Vaclav Klaus: Global Warming a Politician’s ‘Myth’

Complete video at:

Vaclav Klaus, President of the Czech Republic, slams Al Gore and defends his previous statement that “global warming is a myth.” As an “excellent political idea,” Klaus believes global warming is a convenient way for politicians to appear compassionate.

—–

Born in Prague, Czechoslovakia, in 1941 during WW II, Vaclav Klaus grew up during the Cold War. After earning a doctorate in economics, he pursued a career in academia and at the Czechoslovak State Bank. Immediately after the Velvet Revolution of 1989, Klaus entered politics. A founder of the Civic Democratic Party, he served from 1992 to 1997 as prime minister of the Czech Republic. In 2003 he was elected president, a position to which he was reelected in 2008.

In retelling his experience of living through the Velvet Revolution, the fall of the Berlin Wall, and the lifting of the Iron Curtain, Vaclav Klaus offers his views on what students today need to understand about life under communism. He also defends his opposition to the idea of a European superstate — “I do not consider the Lisbon Treaty to be a good thing for Europe, for the freedom of Europe, or for the Czech Republic” — and compares the ideology of environmentalism and global warming alarmism with the ideology of communism.

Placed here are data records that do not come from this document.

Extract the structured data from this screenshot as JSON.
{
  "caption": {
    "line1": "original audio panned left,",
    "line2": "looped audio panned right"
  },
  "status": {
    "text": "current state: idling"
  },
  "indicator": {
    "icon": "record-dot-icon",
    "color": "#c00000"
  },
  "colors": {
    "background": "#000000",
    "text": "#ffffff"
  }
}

Finally, he ponders the question of what lessons from history his grandchildren are learning. – Hoover Institution

Vaclav Klaus is the second President of the Czech Republic (since 2003, reelected 2008) and a former Prime Minister of the Czech Republic (19921997).

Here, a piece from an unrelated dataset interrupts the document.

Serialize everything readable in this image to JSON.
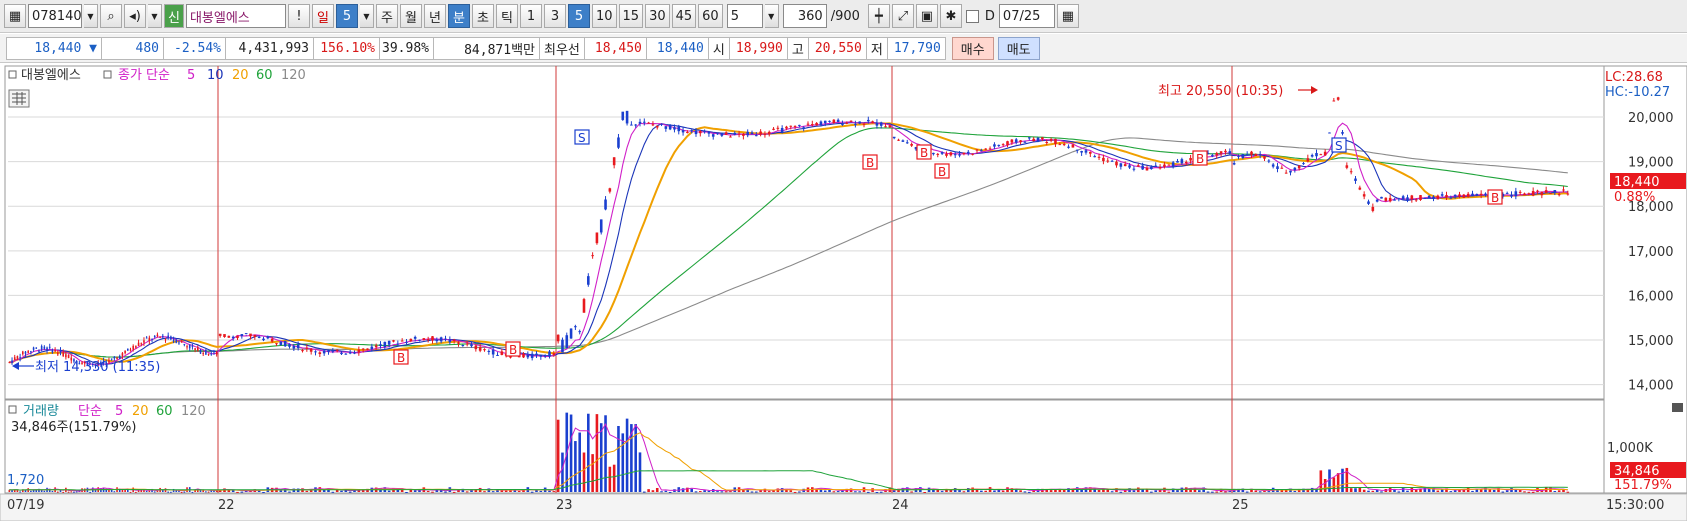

He studied at the Prague School of Economics (majoring in the Economics of Foreign Trade and graduating in 1963), and economics became his lifelong specialist field.

Peter M. Robinson is a research fellow at the Hoover Institution, where he writes about business and politics, edits Hoover’s quarterly journal, the Hoover Digest, and hosts Hoover’s television program, Uncommon Knowledge.